Indeed, when managing data, the need for the compliance and security of that information has been paramount. But with the advent of actual, usable, big data, these two requirements have become far more complex.
According to recent commissioned research from Forrester, surveying 150 enterprise data security decision makers, there was a significant gap between what these specialists rated as “very important” versus what they were actually prepared for in terms of security. Whilst 41% believed that “sensitive data discovery or classification” ranked as “very important” as a key capability, just over half of those (23%) felt they were “very prepared” to deal with the issue. Of privileged user monitoring, whilst 26% believed it was “very important” just 17% admitted to being “very prepared”.
In terms of compliance, we see a similar picture. Of those same decision makers, while 46% believed “proof of compliance” was “very important”, just 25% were very prepared.

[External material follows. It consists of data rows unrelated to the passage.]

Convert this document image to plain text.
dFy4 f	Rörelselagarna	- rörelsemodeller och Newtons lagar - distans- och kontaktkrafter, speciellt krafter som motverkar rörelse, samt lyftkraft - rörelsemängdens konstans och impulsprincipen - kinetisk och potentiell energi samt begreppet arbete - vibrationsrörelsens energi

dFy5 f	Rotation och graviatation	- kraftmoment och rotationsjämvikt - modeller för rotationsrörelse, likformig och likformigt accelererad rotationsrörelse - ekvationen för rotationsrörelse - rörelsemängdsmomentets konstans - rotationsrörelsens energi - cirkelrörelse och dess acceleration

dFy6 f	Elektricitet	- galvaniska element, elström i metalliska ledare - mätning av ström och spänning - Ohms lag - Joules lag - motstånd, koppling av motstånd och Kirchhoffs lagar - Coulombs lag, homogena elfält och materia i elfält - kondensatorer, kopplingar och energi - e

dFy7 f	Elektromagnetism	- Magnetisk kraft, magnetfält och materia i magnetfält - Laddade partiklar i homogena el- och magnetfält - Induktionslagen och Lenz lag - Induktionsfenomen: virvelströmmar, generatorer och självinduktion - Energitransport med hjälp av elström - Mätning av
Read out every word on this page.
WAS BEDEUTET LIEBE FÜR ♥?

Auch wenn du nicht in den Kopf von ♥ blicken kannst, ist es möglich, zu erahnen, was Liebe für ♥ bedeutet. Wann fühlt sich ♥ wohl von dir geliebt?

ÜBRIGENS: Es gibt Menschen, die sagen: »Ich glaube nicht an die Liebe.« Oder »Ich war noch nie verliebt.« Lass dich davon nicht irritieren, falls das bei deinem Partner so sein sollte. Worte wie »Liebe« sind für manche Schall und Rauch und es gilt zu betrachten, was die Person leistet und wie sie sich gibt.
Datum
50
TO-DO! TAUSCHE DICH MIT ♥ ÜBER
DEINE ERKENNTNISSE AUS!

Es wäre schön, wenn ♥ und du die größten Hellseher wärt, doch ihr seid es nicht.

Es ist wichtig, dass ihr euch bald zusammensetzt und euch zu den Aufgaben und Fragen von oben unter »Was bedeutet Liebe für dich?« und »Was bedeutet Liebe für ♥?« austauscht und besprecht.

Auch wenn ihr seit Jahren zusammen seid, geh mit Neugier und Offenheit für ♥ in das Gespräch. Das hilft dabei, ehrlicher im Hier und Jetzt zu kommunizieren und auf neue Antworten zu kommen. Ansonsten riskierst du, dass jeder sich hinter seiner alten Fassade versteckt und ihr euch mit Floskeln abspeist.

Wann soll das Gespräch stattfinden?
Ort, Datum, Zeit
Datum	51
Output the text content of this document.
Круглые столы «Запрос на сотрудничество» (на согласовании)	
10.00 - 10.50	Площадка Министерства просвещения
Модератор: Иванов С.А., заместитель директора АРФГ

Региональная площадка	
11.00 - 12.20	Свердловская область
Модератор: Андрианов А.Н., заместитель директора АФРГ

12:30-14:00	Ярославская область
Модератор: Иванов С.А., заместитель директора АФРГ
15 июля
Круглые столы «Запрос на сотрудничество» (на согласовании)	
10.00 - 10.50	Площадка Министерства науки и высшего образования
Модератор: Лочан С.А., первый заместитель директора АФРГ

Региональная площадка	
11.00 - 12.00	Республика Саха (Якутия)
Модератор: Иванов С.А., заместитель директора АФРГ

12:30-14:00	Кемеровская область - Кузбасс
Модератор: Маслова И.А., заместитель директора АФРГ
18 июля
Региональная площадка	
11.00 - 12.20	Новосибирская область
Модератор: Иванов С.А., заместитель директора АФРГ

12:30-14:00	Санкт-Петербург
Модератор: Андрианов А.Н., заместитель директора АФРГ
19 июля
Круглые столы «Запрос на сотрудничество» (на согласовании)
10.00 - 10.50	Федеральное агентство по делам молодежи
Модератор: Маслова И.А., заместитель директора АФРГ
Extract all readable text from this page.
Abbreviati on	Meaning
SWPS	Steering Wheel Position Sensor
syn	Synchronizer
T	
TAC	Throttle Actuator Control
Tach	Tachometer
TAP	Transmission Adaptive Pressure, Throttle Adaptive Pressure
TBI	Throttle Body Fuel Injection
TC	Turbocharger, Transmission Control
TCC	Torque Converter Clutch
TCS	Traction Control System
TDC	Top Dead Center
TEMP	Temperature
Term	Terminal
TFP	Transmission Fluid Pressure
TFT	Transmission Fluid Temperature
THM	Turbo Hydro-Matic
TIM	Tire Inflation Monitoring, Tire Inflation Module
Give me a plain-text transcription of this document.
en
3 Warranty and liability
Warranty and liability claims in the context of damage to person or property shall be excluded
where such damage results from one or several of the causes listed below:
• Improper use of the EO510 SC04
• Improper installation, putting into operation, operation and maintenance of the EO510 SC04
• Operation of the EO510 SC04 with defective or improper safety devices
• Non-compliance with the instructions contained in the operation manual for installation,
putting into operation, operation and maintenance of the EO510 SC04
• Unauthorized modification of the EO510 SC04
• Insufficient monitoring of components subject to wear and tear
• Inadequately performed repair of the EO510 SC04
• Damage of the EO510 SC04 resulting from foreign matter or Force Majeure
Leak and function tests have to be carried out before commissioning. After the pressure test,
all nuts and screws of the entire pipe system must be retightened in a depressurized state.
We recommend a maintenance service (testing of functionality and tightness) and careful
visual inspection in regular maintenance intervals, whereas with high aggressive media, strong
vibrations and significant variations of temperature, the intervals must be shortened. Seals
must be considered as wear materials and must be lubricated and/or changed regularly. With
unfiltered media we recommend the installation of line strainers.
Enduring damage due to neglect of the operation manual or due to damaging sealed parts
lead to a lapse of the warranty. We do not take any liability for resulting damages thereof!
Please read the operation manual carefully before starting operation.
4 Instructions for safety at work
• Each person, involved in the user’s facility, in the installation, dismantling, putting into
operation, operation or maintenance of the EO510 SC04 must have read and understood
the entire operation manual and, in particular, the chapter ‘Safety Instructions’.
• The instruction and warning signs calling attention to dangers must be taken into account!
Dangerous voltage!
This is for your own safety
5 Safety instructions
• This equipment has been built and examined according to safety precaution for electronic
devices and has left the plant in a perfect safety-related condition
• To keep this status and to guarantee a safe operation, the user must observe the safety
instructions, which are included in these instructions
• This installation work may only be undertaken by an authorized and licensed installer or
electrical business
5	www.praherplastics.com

In closing, the research noted that in terms of security and compliance preparedness, compatibility, internal governance and allowing third-party administrator access to data were ranked as the top three challenges, at 46%, 37% and 35% respectively.
As more and more businesses adopt big data policies, taking disparate data sources and turning them into actionable insights, the requirement for compliant (and secure) business practices becomes pressing.
The issue, in many cases, comes down to two key areas - perception and budget. As business owners and key decision makers truly buy in to the benefits that big data can bring, any investment would, in theory, come at the detriment of other vital aspects. With the database element (MongoDB, NoSQL, etc.) of big data, however, we are now seeing an interesting shift. Built-in compliance and security functions.
Indeed, according to the research, Database Activity Monitoring (DAM) tools are now becoming a far more prevalent tool to bring greater visibility and control to business processes – at least in terms of big data management.
According to the authors of the report: “The consistent policies requirement makes perfect sense when you consider that most cloud migration will be a gradual process, since few organizations will be able to move everything at once … In-house security expertise is a must-have regardless of where data resides - in the cloud, on-premises, or both.”
The team continued, stating: “Realistically most organizations will probably end up managing both cloud and data center-hosted systems for a significant length of time.”
Today, cloud services are in a state of flux – a hybrid offering sat between public and private. As these requirements and solutions shift, however, so too do we see a shift in the compliance and security functions. While, traditionally, these functions have been entirely separate, with the ability to integrate this functionality within specific areas, it stands to reason that the divergent requirement for security and compliance lessens.
For businesses, the balance between big data usability, compliance and security is a continual challenge… but with a greater range of tools available to integrate these disparate requirements, it’s becoming an issue that is far more manageable.